Within the next six weeks or so, similar LPR devices will be mounted on utility poles at various locations in the city.
The goal, police said, will not be keeping tabs on individual drivers, either by spotting traffic violations and putting a ticket in the mail or monitoring their movements through Norcross. With an estimated 100,000 vehicles passing through the city’s 6.5 square miles every weekday, the volume would be too much even if they wanted to.
The goal is essentially to track down suspects and vehicles tied to violent crimes against other people.
Grogan, who called himself “a Constitutionalist,” said his department takes public concerns about “Big Brother” seriously. But he also pointed an armed robbery that took place Tuesday night at a gas station on Peachtree Industrial Boulevard.
“The description by employees was of a black Chevy sedan,” Grogan said Wednesday. “If we had the system in place last night, that would be enough with the overview cameras of the intersections … to actually find the license plate. Or at least we’d have the chance.”

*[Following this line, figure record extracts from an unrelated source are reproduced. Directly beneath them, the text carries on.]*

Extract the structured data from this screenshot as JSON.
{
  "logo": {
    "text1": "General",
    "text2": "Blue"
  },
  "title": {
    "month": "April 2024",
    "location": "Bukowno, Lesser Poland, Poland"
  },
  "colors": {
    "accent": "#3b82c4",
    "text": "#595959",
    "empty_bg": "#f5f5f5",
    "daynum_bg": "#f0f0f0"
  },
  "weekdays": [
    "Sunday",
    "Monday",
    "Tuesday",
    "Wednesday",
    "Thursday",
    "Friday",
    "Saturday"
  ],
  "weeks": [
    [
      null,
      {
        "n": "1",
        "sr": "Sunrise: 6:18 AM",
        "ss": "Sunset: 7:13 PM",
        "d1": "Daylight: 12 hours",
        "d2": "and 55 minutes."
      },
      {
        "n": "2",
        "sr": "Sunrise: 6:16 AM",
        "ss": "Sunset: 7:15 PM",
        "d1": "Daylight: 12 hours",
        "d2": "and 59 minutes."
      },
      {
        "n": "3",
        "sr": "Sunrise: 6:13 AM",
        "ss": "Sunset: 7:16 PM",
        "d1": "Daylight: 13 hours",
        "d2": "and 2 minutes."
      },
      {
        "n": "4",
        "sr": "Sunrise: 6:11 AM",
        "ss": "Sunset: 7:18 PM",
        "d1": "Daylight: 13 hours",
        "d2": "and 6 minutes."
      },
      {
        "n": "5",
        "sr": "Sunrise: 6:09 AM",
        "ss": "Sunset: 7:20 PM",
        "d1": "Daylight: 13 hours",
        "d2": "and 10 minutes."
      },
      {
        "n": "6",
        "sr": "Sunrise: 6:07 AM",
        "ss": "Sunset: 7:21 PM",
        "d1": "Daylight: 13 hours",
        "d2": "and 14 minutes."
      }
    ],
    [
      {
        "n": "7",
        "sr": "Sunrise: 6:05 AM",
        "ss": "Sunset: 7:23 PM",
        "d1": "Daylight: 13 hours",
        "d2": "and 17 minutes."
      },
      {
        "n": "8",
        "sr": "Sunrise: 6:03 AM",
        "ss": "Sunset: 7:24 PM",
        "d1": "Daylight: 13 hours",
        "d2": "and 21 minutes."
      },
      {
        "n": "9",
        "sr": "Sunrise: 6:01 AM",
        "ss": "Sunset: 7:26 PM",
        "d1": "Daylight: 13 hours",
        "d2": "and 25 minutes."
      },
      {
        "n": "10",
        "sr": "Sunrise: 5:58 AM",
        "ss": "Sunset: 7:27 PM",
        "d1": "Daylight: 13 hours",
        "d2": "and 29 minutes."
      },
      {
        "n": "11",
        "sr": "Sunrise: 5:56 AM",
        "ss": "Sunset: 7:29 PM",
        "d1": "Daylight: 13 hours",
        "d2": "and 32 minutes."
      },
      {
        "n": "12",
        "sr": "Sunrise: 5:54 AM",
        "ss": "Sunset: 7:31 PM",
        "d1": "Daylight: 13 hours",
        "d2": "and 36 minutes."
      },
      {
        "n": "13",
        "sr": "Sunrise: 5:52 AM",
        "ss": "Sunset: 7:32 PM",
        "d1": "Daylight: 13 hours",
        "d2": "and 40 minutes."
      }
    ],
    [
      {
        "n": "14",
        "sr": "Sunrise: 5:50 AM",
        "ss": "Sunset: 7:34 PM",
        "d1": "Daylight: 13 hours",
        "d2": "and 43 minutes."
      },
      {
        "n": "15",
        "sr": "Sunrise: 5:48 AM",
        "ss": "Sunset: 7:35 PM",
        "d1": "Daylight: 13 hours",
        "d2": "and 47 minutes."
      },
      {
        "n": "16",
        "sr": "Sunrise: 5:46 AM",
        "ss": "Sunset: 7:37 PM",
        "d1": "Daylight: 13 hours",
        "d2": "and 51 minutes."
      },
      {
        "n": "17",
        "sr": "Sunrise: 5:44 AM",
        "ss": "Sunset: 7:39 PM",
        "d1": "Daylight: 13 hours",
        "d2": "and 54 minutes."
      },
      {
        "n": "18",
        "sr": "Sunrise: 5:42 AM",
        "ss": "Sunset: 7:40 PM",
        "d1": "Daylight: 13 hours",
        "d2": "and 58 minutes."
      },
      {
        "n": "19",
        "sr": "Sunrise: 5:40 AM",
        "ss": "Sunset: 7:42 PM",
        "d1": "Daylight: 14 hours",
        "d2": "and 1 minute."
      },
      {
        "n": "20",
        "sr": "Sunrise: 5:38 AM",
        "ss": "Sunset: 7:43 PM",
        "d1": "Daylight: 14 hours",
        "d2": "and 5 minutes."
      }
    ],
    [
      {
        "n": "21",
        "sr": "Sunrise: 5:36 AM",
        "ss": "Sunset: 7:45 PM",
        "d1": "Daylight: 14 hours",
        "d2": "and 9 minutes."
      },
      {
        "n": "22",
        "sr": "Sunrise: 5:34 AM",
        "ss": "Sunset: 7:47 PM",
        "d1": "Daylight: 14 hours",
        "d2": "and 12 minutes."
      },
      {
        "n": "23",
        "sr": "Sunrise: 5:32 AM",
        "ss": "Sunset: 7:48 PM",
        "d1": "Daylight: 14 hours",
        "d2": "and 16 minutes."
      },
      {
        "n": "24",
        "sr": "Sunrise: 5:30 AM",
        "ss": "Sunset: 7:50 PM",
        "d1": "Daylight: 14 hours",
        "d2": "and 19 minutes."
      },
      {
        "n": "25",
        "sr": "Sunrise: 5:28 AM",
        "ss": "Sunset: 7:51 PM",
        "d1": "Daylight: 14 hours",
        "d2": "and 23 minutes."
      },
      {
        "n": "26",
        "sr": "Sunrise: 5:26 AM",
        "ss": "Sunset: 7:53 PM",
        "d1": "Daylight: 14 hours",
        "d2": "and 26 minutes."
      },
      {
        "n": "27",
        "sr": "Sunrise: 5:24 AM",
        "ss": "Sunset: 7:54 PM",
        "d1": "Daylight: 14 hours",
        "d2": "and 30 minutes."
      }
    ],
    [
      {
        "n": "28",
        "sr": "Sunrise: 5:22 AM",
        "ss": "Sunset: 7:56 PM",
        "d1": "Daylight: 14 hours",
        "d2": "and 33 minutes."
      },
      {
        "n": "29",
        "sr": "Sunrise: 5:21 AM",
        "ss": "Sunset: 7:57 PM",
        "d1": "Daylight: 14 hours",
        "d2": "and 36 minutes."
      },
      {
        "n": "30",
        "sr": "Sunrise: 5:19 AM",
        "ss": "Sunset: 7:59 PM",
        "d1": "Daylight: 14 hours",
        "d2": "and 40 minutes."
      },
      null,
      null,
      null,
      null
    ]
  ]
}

The first phase will have “nine lanes covered” by LPRs, Grogan said, with the eventual total likely to hit 30 lanes. Once they’re up and running, police will essentially be able to enter values like make, model or tag number and receive alerts when matching vehicles are captured on camera.
According to Grogan, data collected from other license plate readings will be kept for a short period of time — likely 30 days.
The new readers are being paid for by local sales tax funds.
“The criminals are keeping up with technology,” Grogan said. “And if we don’t, we might as well give up now.”